In “The Intern”, what begins as Jules’ resistance to Ben soon gives way to respect and appreciation.
“In a company full of young techies with maybe not so many people skills, Ben inspires us to look up from our computers and really engage. Jules is the product of a generation that makes snap decisions: click on it, tweet it, post it, trash it, so I think she puts a lot of pressure on herself,” Anne elaborated.
“Ben shows up and he just listens to her. He doesn’t judge. He just accepts her and brings a level of calm. All the things she’s afraid other people find off-putting, he sees as indicators of someone of value. He may have wanted to be needed but it turns out she needed him too.”
“The friendship that gradually forms between Ben and Jules is what kept me writing,” Nancy attested. “It’s their personal connection that drives this story.”
Fortunately, the director never attempted to bring any overtures of May-December romance between Ben and Jules. Between them, a platonic and professional relationship is more credible.
However, at some point, “The Intern” comes across as a too smooth, too smug, workplace farce. Conflict is the root of drama. But there isn’t much of it here, really, not even the kind of inter-generational sparks which it promised, the kind that takes characters over the edge, or very close to it.

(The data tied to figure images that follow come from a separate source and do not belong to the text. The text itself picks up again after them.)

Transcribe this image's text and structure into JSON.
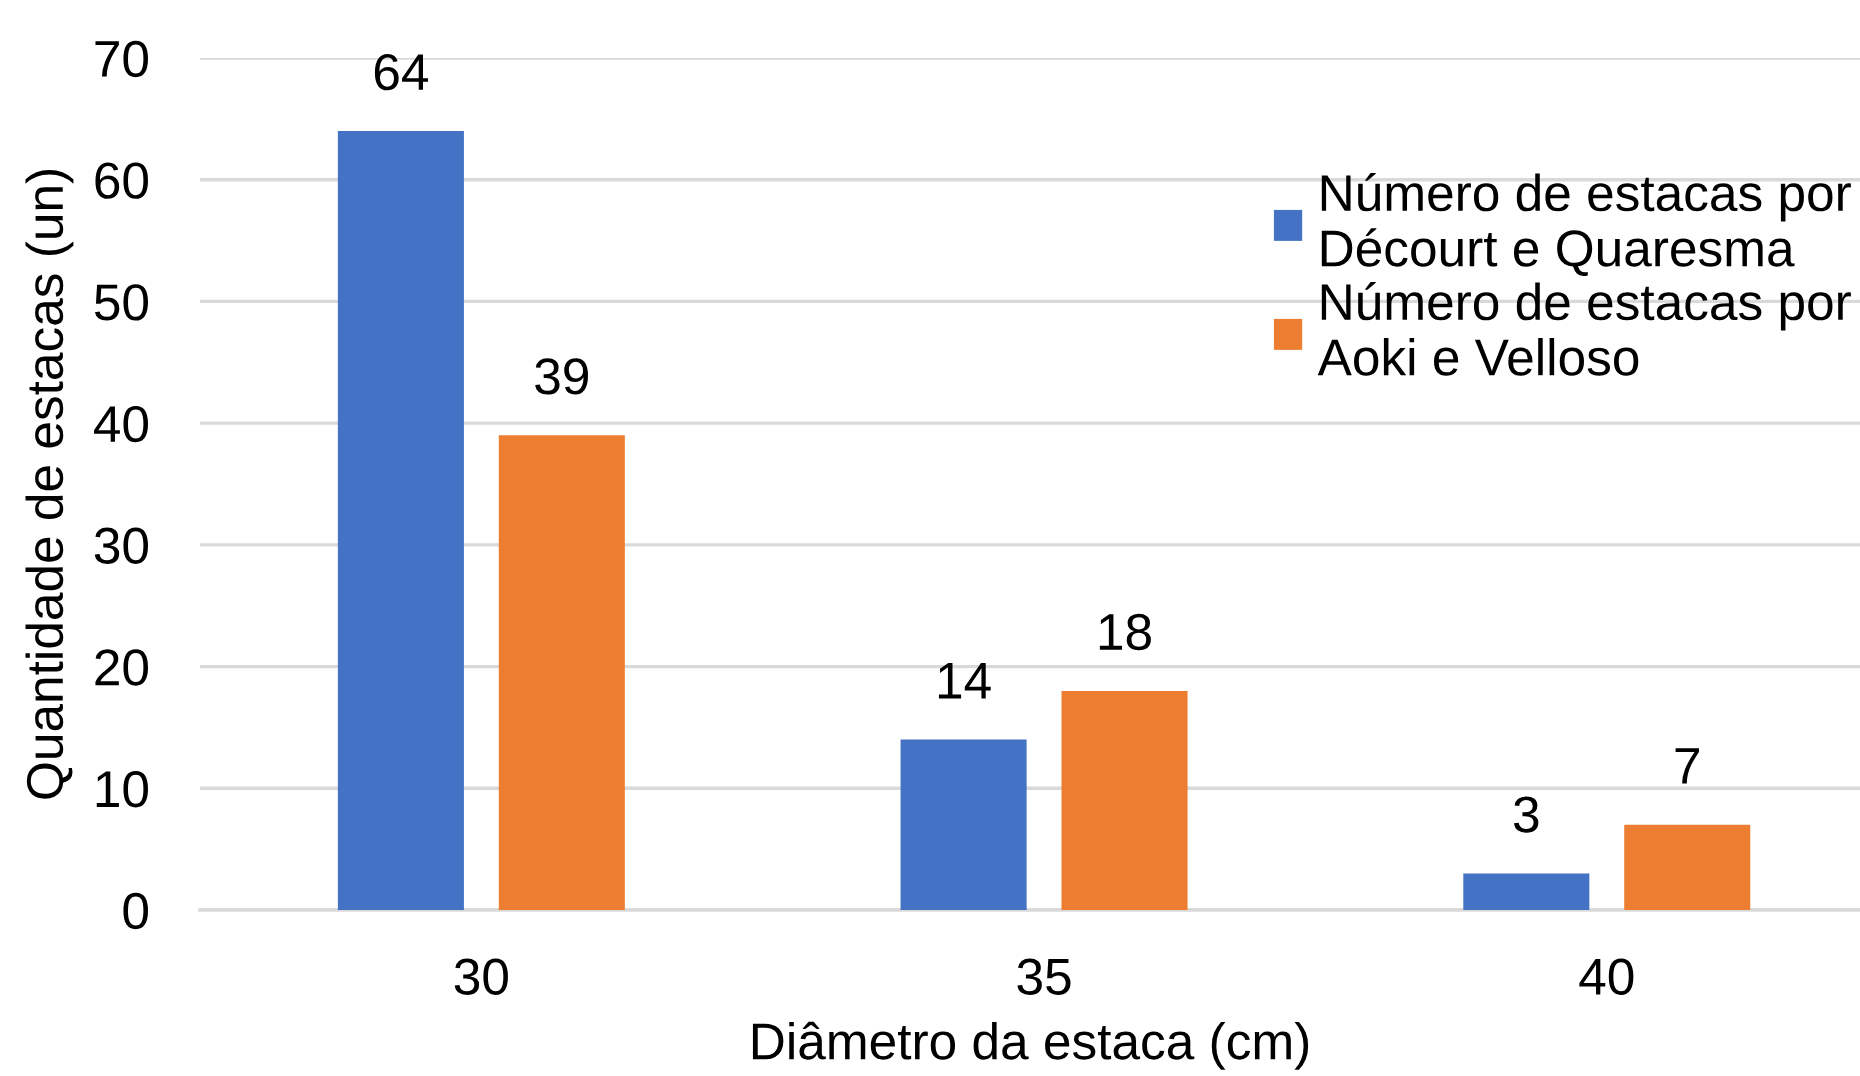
{
  "chart_data": {
    "type": "bar",
    "xlabel": "Diâmetro da estaca (cm)",
    "ylabel": "Quantidade de estacas (un)",
    "categories": [
      "30",
      "35",
      "40"
    ],
    "series": [
      {
        "name": "Número de estacas por\nDécourt e Quaresma",
        "color": "#4472c4",
        "values": [
          64,
          14,
          3
        ]
      },
      {
        "name": "Número de estacas por\nAoki e Velloso",
        "color": "#ed7d31",
        "values": [
          39,
          18,
          7
        ]
      }
    ],
    "ylim": [
      0,
      70
    ],
    "yticks": [
      0,
      10,
      20,
      30,
      40,
      50,
      60,
      70
    ],
    "grid": "y",
    "legend": "top right",
    "data_labels": true
  }
}
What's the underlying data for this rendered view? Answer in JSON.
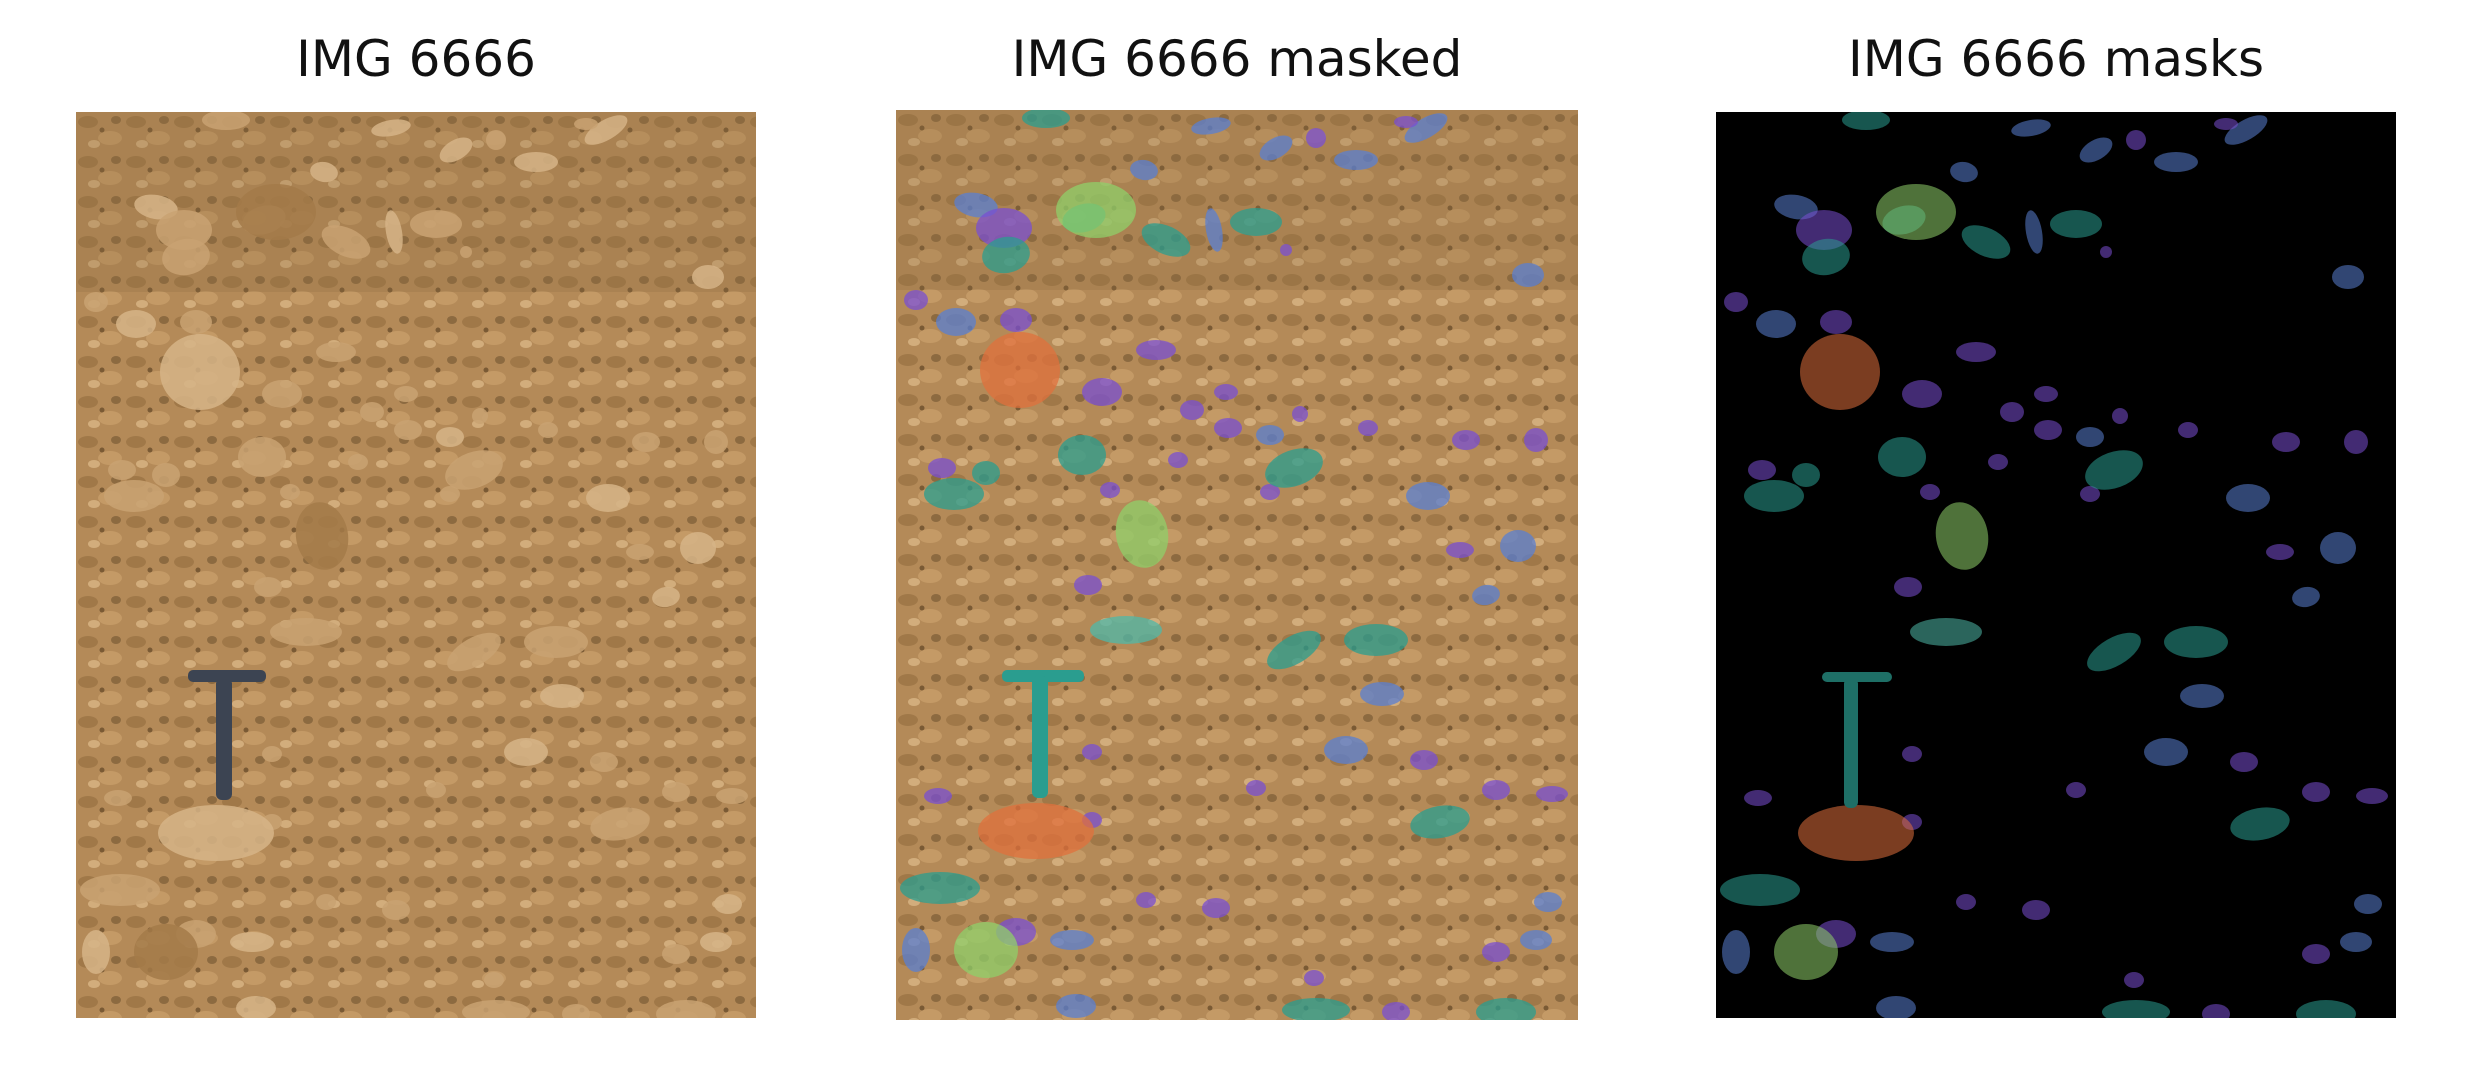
{
  "figure": {
    "panels": [
      {
        "title": "IMG 6666"
      },
      {
        "title": "IMG 6666 masked"
      },
      {
        "title": "IMG 6666 masks"
      }
    ]
  },
  "colors": {
    "page_background": "#ffffff",
    "soil": "#b48a58",
    "soil_dark": "#8c6a40",
    "soil_light": "#d2ad7c",
    "mask_background": "#000000",
    "hammer": "#3c4452",
    "mask_palette": [
      "#2a9d8f",
      "#3ec1b0",
      "#5a7fd1",
      "#7a4fd1",
      "#8fcf6a",
      "#e0703c",
      "#4fb8a8"
    ]
  }
}
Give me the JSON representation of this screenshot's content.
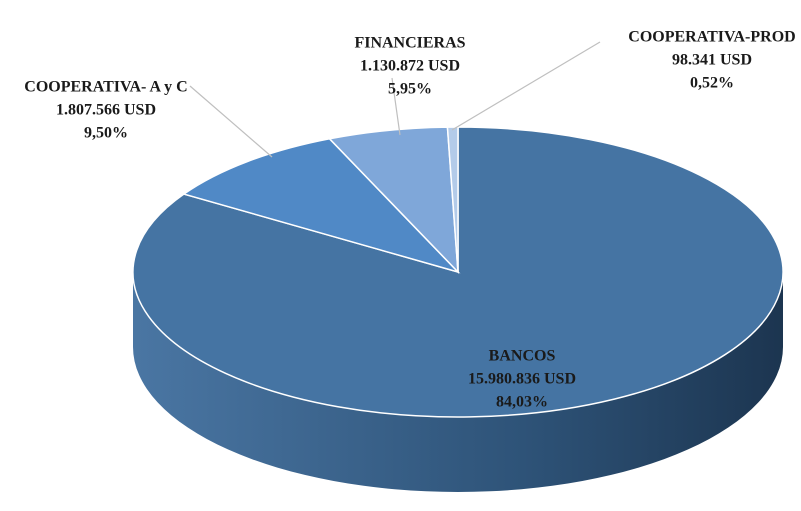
{
  "chart_data": {
    "type": "pie",
    "categories": [
      "BANCOS",
      "COOPERATIVA- A y C",
      "FINANCIERAS",
      "COOPERATIVA-PROD"
    ],
    "values": [
      15980836,
      1807566,
      1130872,
      98341
    ],
    "value_labels": [
      "15.980.836 USD",
      "1.807.566 USD",
      "1.130.872 USD",
      "98.341 USD"
    ],
    "percents": [
      84.03,
      9.5,
      5.95,
      0.52
    ],
    "percent_labels": [
      "84,03%",
      "9,50%",
      "5,95%",
      "0,52%"
    ],
    "colors": [
      "#4574a3",
      "#5089c6",
      "#7fa7d9",
      "#b3cbe9"
    ]
  }
}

Everything’s a little too perfect. While there’s a hint that not all is well in paradise – in Jules’ home front, specifically, towards the end, even this was resolved conveniently before the credits rolled out.
Nevertheless, Ann and Bob’s natural chemistry established a powerful dynamic between the characters they played.
“It’s this magical thing that happens if you’re lucky,” the director stressed. “It can’t be forced, it just happens. There’s just something special between Ben and Jules, and also Bob and Annie. And I believe it’s very palpable on screen.”
Indeed, it helped that the two actors admiration for each other was genuine and mutual.
“This kind of comedy has a certain precision, with a lot of dialogue and timing,” Bob underscored. “It’s why you need a good partner and I couldn’t have had a better partner than Anne.”
“I was so fortunate to have had Bob by my side,” Anne declares. “He makes these razor sharp turns in a scene and you feel chills go through your soul because that power is so strong and so focused and you’re right next to it. But he’s so modest and so laid back and easy going, you forget for a moment that he’s one of the greatest actors who ever lived.”
“The Intern” opens across the Philippines today, Thursday, September 24, 2015.